Pasternaks vielschichtiges Zeitgemälde – noch besser als der Film.
- Liebesroman
- Realismus
Worum es geht
Eine Welt in der Schwebe
„Meine Philosophie, als Ganzes genommen, ist eher eine Neigung als eine Überzeugung.“ Diese Selbstauskunft Pasternaks sollte man im Hinterkopf behalten, wenn man sich auf Doktor Shiwago einlässt, den einzigen Roman des wohl größten russischen Dichters der Moderne, sein Meisterwerk. Denn hier ist eine ganze Welt in der Schwebe, nichts entschieden, alles eher Energie als Materie: Die Charaktere des Romans – der Arzt und Dichter Juri Shiwago, seine Frau Tonja, seine Geliebte Lara, der Revolutionär Strelnikow, der Philosoph Wedenjapin – bleiben ohne Äußeres, Pasternak zeigt uns vielmehr die Welt durch ihre Sinne. Die Konflikte, die das Ganze unter Spannung setzen – Schicksal und Selbstbestimmung, Mensch und Gesellschaft, Wort und Tat – bleiben ungelöst. Dennoch bewahrt Pasternak, auf sehr eigene Weise, mit Doktor Shiwago das Erbe der großen russischen Romanciers, verschmilzt Historisches und Zeitloses.
Take-aways
- Doktor Shiwago ist der einzige Roman des russischen Dichters Boris Pasternak.
- Inhalt: Der verheiratete Arzt und Dichter Juri Shiwago verliebt sich an der Front im Ersten Weltkrieg in die Krankenschwester Lara Guichard, die ihrerseits auf der Suche nach ihrem tot geglaubten Ehemann ist. Dieser, ein in Ungnade gefallener Revolutionär, wird von den Kommunisten verfolgt; auch Lara muss fliehen. Erst nach Jahren kehrt sie nach Moskau zurück, wo ihr Geliebter, Shiwago, gerade zu Grabe getragen wird.
- Mit Doktor Shiwago setzte Pasternak die Tradition des russischen Realismus des 19. Jahrhunderts fort und schuf dennoch ein Werk von großer Originalität.
- Inmitten von Krieg, Not, revolutionären Wirren und allgemeiner Verrohung versucht Shiwago Künstler, Mensch und Liebender zu bleiben.

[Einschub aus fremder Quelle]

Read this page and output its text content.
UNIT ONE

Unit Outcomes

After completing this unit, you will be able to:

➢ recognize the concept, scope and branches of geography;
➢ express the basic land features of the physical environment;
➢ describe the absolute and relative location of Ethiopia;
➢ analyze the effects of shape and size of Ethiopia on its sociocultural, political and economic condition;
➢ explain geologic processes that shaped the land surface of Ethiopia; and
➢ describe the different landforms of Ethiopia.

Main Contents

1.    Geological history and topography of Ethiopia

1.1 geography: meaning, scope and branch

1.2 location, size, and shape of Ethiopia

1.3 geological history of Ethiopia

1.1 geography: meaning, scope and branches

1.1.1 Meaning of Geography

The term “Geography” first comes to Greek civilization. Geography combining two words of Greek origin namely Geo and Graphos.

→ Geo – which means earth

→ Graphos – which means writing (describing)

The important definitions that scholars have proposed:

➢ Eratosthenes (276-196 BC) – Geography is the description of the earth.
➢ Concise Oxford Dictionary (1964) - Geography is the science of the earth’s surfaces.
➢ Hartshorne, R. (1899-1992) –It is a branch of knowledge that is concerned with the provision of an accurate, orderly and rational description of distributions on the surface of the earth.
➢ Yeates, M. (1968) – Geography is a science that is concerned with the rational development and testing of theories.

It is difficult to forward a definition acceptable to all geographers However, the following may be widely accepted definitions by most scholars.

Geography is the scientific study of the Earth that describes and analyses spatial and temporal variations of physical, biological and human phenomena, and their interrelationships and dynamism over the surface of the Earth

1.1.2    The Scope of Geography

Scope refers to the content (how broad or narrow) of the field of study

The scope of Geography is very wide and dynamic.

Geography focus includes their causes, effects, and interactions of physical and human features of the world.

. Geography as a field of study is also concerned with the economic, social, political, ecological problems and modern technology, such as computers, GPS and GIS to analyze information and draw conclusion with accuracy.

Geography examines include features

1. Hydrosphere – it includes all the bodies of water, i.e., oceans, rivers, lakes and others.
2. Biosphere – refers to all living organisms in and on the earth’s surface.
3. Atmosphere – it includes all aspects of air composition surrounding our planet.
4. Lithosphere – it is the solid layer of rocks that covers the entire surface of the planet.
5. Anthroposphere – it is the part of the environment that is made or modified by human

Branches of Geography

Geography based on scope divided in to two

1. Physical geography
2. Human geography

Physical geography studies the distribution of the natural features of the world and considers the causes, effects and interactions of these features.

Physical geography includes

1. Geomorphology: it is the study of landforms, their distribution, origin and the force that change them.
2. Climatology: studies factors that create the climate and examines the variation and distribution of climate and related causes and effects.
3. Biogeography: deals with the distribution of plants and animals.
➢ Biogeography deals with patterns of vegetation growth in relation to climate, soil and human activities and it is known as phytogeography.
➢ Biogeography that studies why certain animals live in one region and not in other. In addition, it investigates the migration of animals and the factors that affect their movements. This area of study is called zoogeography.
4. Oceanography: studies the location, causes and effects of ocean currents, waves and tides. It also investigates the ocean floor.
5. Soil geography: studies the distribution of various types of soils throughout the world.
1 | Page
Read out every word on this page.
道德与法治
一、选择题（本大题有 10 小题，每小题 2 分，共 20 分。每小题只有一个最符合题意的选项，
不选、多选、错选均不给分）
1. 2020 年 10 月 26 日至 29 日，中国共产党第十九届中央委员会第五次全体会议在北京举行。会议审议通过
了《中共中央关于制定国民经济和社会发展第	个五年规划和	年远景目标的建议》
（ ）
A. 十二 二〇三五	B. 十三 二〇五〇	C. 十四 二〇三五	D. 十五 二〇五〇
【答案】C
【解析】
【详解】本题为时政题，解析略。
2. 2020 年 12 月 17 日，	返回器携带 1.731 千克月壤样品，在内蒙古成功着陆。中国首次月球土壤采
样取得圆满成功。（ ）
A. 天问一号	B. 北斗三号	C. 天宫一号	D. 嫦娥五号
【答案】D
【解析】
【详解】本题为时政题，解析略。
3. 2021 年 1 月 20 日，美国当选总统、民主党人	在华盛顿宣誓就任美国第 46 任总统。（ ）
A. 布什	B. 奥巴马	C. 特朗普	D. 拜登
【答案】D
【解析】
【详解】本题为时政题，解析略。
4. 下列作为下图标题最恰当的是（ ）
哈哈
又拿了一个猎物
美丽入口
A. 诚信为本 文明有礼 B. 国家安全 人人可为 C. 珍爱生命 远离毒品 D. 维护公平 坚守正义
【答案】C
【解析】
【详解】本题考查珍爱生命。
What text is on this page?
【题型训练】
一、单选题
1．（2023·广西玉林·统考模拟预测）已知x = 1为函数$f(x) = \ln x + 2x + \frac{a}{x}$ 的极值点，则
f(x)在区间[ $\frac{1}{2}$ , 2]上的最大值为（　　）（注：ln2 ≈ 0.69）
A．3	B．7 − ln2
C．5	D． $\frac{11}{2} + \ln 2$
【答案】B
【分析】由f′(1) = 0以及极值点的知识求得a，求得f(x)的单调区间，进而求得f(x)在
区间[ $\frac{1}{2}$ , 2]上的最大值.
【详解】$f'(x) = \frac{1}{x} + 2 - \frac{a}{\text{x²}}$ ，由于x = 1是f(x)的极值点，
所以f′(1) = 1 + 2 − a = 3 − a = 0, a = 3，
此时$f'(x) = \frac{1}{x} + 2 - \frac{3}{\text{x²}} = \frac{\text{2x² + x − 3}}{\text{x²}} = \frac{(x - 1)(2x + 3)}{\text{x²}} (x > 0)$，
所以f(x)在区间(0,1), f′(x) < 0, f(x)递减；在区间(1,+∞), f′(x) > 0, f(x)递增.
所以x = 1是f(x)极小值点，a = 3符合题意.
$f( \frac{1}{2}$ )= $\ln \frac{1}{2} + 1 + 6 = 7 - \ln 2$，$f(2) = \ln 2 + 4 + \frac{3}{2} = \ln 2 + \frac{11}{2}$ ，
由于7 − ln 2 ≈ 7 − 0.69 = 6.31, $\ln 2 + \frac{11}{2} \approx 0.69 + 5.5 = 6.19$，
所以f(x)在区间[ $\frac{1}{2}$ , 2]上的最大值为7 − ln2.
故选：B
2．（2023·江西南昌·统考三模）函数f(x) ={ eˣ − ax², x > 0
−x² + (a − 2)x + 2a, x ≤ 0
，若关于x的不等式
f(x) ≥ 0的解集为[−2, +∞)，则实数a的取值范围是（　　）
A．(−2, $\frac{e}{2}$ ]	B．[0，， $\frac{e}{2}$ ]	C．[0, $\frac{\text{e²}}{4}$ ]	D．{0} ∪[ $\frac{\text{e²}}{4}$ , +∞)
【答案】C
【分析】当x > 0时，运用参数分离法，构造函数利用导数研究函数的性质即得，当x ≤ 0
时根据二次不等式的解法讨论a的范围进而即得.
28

- Unter der Oberfläche der Handlung verbergen sich, symbolisch verschlüsselt, religiöse und mythische Motive sowie Pasternaks vitalistischer Weltentwurf.
- Pasternak arbeitete zehn Jahre an Doktor Shiwago und betrachtete sein gesamtes Schaffen bis dahin als bloße Vorbereitung zu dem Meisterwerk.
- Während der Sowjet-Ära weigerte sich Pasternak, mit seinen Werken zur Verherrlichung des Kommunismus beizutragen, und fiel beim Regime in Ungnade.
- Zum Unmut Moskaus nahm er das Angebot eines italienischen Verlagshauses an, das den Roman 1957 in italienischer Übersetzung herausgab.
- Ein Jahr später erhielt Pasternak den Nobelpreis für sein Lebenswerk zugesprochen, aber die Sowjet-Führung setzte ihm so lange zu, bis er den Preis ablehnte.
- Zitat: „Es war die Krankheit des Jahrhunderts, der revolutionäre Aberwitz der Epoche. In ihren Gedanken waren die Menschen anders als in ihren Worten und in ihren äußeren Erscheinungen. Niemand hatte ein reines Gewissen.“
Zusammenfassung
Shiwagos Kindheit
Jura Shiwagos Mutter stirbt, als er noch ein Kind ist. Seinen Vater hat er nie kennen gelernt: Der Großunternehmer Shiwago ist früh dem Alkohol verfallen, hat die Familie im Stich gelassen und sein Vermögen verschleudert. Nach dem Tod seiner Mutter nimmt deren Bruder, der revolutionäre Vordenker Wedenjapin, Jura zu sich und übt starken Einfluss auf die geistige Entwicklung des Jungen aus.
„Revolutionäre Wellen gingen über Russland hin, eine höher und unglaublicher als die andere.“ (S. 31)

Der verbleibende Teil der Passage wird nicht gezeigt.